Livre des Diyât (indemnisations pour homicide et blessures)
1165 – Question :
Ibn Mufliḥ rapporte : « Ibn ʿAqîl a adopté l’avis suivant : lorsqu’un repentant est incapable de se séparer sur-le-champ du péché, ou impuissant à en effacer les traces – par exemple celui qui se trouve au milieu d’un lieu usurpé ou au milieu des blessés –, son repentir est valide pourvu qu’il s’accompagne de résolution et de regret. Il n’est donc pas considéré comme pécheur parce qu’il sort du bien usurpé. Relèvent également de ce cas son repentir après avoir décoché la flèche ou porté le coup, le fait de libérer un gibier du ḥaram pris au piège, ou de transporter l’objet usurpé afin de le rendre à son propriétaire : par le repentir, le péché disparaît tandis que demeure l’obligation de garantie. Il en va différemment lorsque l’acte n’était pas illicite à l’origine, comme la sortie d’un emprunteur d’une maison qui, entre-temps, n’appartient plus au prêteur, la sortie d’une personne en état de janâba d’une mosquée, ou l’interruption d’un rapport conjugal à l’aube ; sur ces points, il n’y a, de l’avis unanime, aucun péché.

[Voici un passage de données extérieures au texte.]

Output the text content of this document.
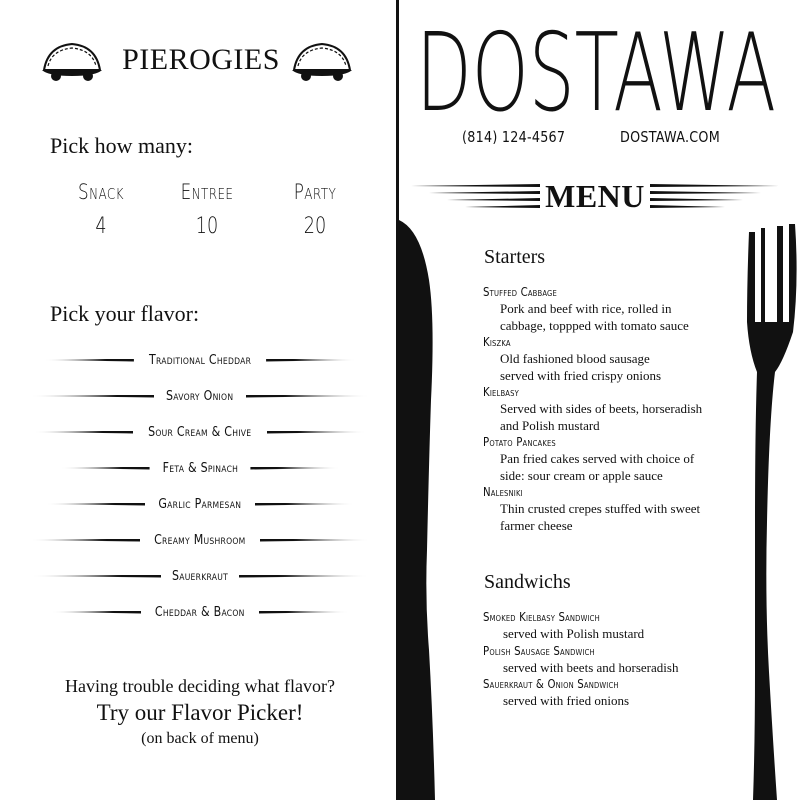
PIEROGIES
Pick how many:
Snack
4
Entree
10
Party
20
Pick your flavor:
Traditional Cheddar
Savory Onion
Sour Cream & Chive
Feta & Spinach
Garlic Parmesan
Creamy Mushroom
Sauerkraut
Cheddar & Bacon
Having trouble deciding what flavor?
Try our Flavor Picker!
(on back of menu)
DOSTAWA
(814) 124-4567	DOSTAWA.COM
MENU
Starters
Stuffed Cabbage
Pork and beef with rice, rolled in
cabbage, toppped with tomato sauce
Kiszka
Old fashioned blood sausage
served with fried crispy onions
Kielbasy
Served with sides of beets, horseradish
and Polish mustard
Potato Pancakes
Pan fried cakes served with choice of
side: sour cream or apple sauce
Nalesniki
Thin crusted crepes stuffed with sweet
farmer cheese
Sandwichs
Smoked Kielbasy Sandwich
served with Polish mustard
Polish Sausage Sandwich
served with beets and horseradish
Sauerkraut & Onion Sandwich
served with fried onions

Un cas analogue est le repentir de l’innovateur qui ne renonce pas à la racine même de son innovation : selon un avis, ce repentir est valide ; selon un autre – retenu par Ibn Shâqilâ – il ne l’est pas.
De même, le repentir du meurtrier relève de cette problématique et, selon l’opinion la plus juste, est accepté.
Le droit d’autrui ne s’éteint qu’une fois acquitté en sa faveur. Les propos d’Ibn ʿAqîl vont dans ce sens, car il assimile la situation au cas de celui qui se repent d’un homicide ou d’une destruction dont les séquelles perdurent. Pourtant il affirme que, dans ces circonstances, le repentir efface l’ensemble : il précise que le péché, le blâme et la réprobation disparaissent à l’égard du repentant, aussi bien de la part d’Allah, Exalté soit-Il, que de celle du propriétaire, et qu’il ne subsiste que l’obligation d’indemniser ce dernier.
Notre shaykh a dit : « Cela n’est pas correct, car celui qui se repent après avoir blessé quelqu’un ou après que l’obligation de…»
كتاب الديات
١١٦٥ - مسألة:
- قال ابن مفلح: (واختار ابن عقيل في التائب العاجز عن مفارقة المعصية في الحال أو العاجز عن إزالة أثرها ــ كمتوسط المكان المغصوب، ومتوسط الجرحى ــ تصح توبته مع العزم والندم، وأنه ليس عاصيا بخروجه من الغصب، ومنه توبته بعد رمي السهم أو الجرح، وتخليصه صيد الحرم من الشَّرَك، وحمله المغصوب لربه، يرتفع الإثم بالتوبة والضمان باق، بخلاف ما لو كان ابتداء الفعل غير محرم، كخروج مستعير من دار انتقلت عن المعير، وخروج من أجنب بمسجد، ونزع مجامع طلع عليه الفجر، فإنه غير آثم اتفاقا.
ونظير المسألة: توبة مبتدع لم يتب من أصله تصح، وعنه: لا، اختاره ابن شاقلا.
وكذا توبة القاتل قد تشبه هذا وتصح على الأصح.
وحق الآدمي لا يسقط إلا بالأداء إليه، وكلام ابن عقيل يقتضي ذلك؛ فإنه شبهه بمن تاب من قتل أو إتلاف مع بقاء أثر ذلك، لكنه قال: إن توبته في هذه المواضع تمحو جميع ذلك، ثم ذكر أن الإثم واللائمة والمعتبة تزول عنه من جهة الله سبحانه وجهة المالك، ولا يبقى إلا حق الضمان للمالك.